- Born: 1 October 1923 Moscow, Russian SFSR, USSR
- Died: 12 January 2025 (aged 101) Canada
- Occupation: Actress
- Known for: Fanfreluche; Passe-Partout; Home Fires;

= Kim Yaroshevskaya =

Canadian actress (1923–2025)

Kim Yaroshevskaya (1 October 1923 – 12 January 2025) was a Russian-born Canadian film, television and stage actress. Best known to audiences in Quebec as a children's entertainer, starring in series such as Fanfreluche and Passe-Partout in the 1970s, she also had a starring role in the English Canadian drama series Home Fires in the early 1980s.

==Background==
Born in Moscow, Soviet Union, Kim Yaroshevskaya (her forename is actually the acronym of the International Communist Youth organization in Russian, KIM) emigrated to Quebec at age ten with her family. In the 1950s, she was a founding member of the Quebec theatre collective Théâtre Le Grenier, with whom she created Fanfreluche.

==Career==
Her other film and television roles included A Woman in Transit (La Femme de l'hôtel), The Alley Cat (Le Matou), Anne Trister, Sonia, Straight for the Heart (À corps perdu), The Sex of the Stars (Le Sexe des étoiles) and L'Amour avec un Grand A. Her stage roles included productions of Aristophanes' Lysistrata, Samuel Beckett's Play, Jean-Pierre Ronfard's Le Grand théâtre du monde, Athol Fugard's The Road to Mecca and Ted Galay's After Baba's Funeral and Sweet and Sour Pickles.

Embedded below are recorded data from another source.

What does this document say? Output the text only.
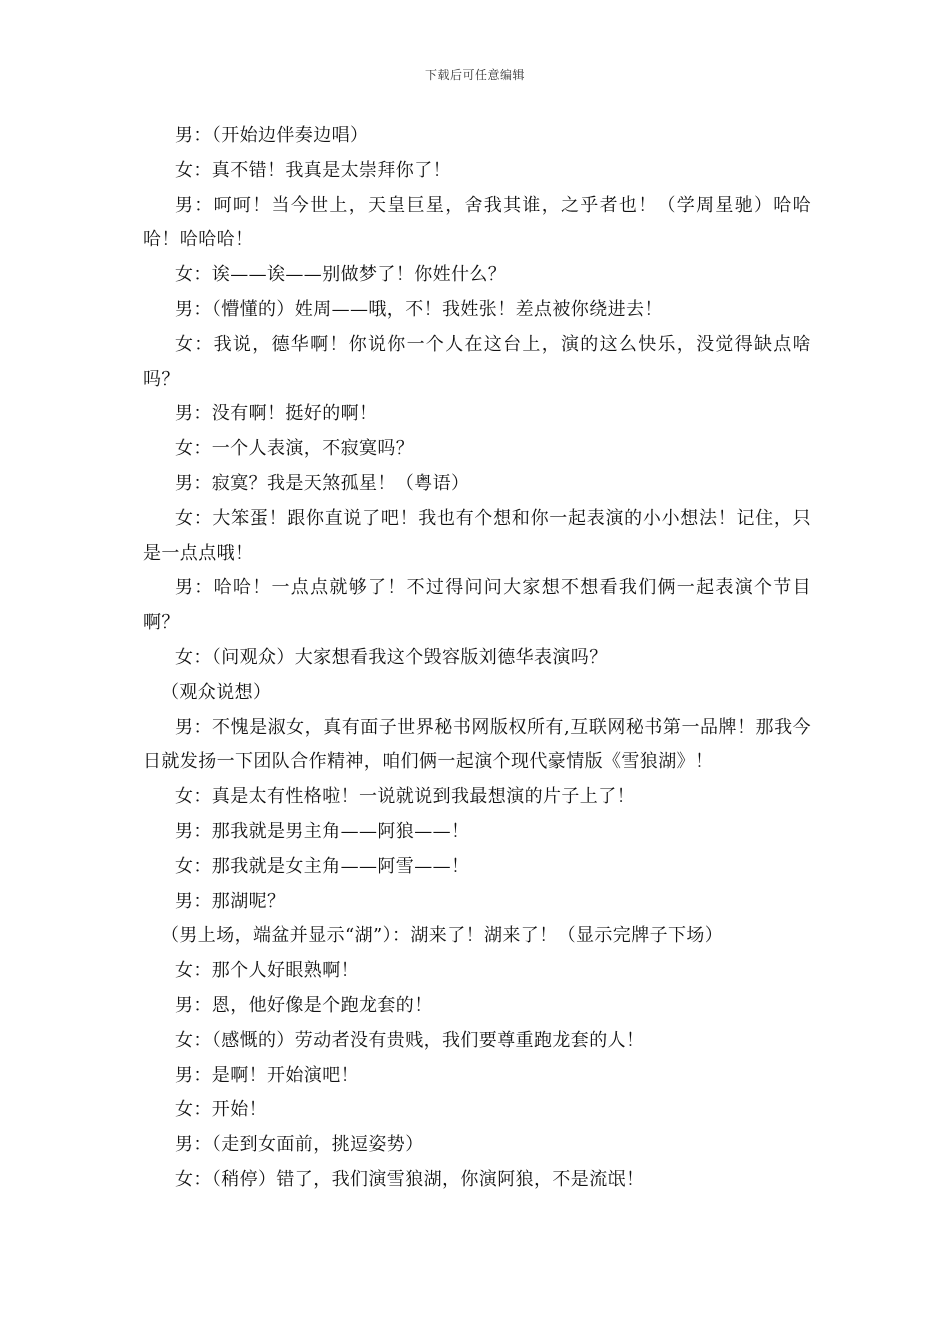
下载后可任意编辑

男：（开始边伴奏边唱）

女：真不错！我真是太崇拜你了！

男：呵呵！当今世上，天皇巨星，舍我其谁，之乎者也！（学周星驰）哈哈哈！哈哈哈！

女：诶——诶——别做梦了！你姓什么？

男：（懵懂的）姓周——哦，不！我姓张！差点被你绕进去！

女：我说，德华啊！你说你一个人在这台上，演的这么快乐，没觉得缺点啥吗？

男：没有啊！挺好的啊！

女：一个人表演，不寂寞吗？

男：寂寞？我是天煞孤星！（粤语）

女：大笨蛋！跟你直说了吧！我也有个想和你一起表演的小小想法！记住，只是一点点哦！

男：哈哈！一点点就够了！不过得问问大家想不想看我们俩一起表演个节目啊？

女：（问观众）大家想看我这个毁容版刘德华表演吗？

（观众说想）

男：不愧是淑女，真有面子世界秘书网版权所有,互联网秘书第一品牌！那我今日就发扬一下团队合作精神，咱们俩一起演个现代豪情版《雪狼湖》！

女：真是太有性格啦！一说就说到我最想演的片子上了！

男：那我就是男主角——阿狼——！

女：那我就是女主角——阿雪——！

男：那湖呢？

（男上场，端盆并显示“湖”）：湖来了！湖来了！（显示完牌子下场）

女：那个人好眼熟啊！

男：恩，他好像是个跑龙套的！

女：（感慨的）劳动者没有贵贱，我们要尊重跑龙套的人！

男：是啊！开始演吧！

女：开始！

男：（走到女面前，挑逗姿势）

女：（稍停）错了，我们演雪狼湖，你演阿狼，不是流氓！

In later years, she published several works of children's literature, including La Petite Kim (Little Kim's Doll), Contes de fanfreluche, tome 1 : Connaissez-vous le petit chaperon bleu et petit chaperon jaune? and Contes d'humour et de sagesse. In November 2017, Yaroshevskaya, then aged 94, released her biography, Mon voyage en Amérique.

==Honours==
Yaroshevskaya was nominated for an ACTRA Award in 1981 for her role in Home Fires. She was appointed a Member of the Order of Canada (CM) in 1991, and was awarded the Queen Elizabeth II Golden Jubilee Medal and Queen Elizabeth II Diamond Jubilee Medal.

In 2017 she was appointed to the Order of Arts and Letters of Quebec.

== Personal life and death ==
On 1 October 2023, Yaroshevskaya celebrated her 100th birthday. She died on 12 January 2025 at the age of 101 following a fall.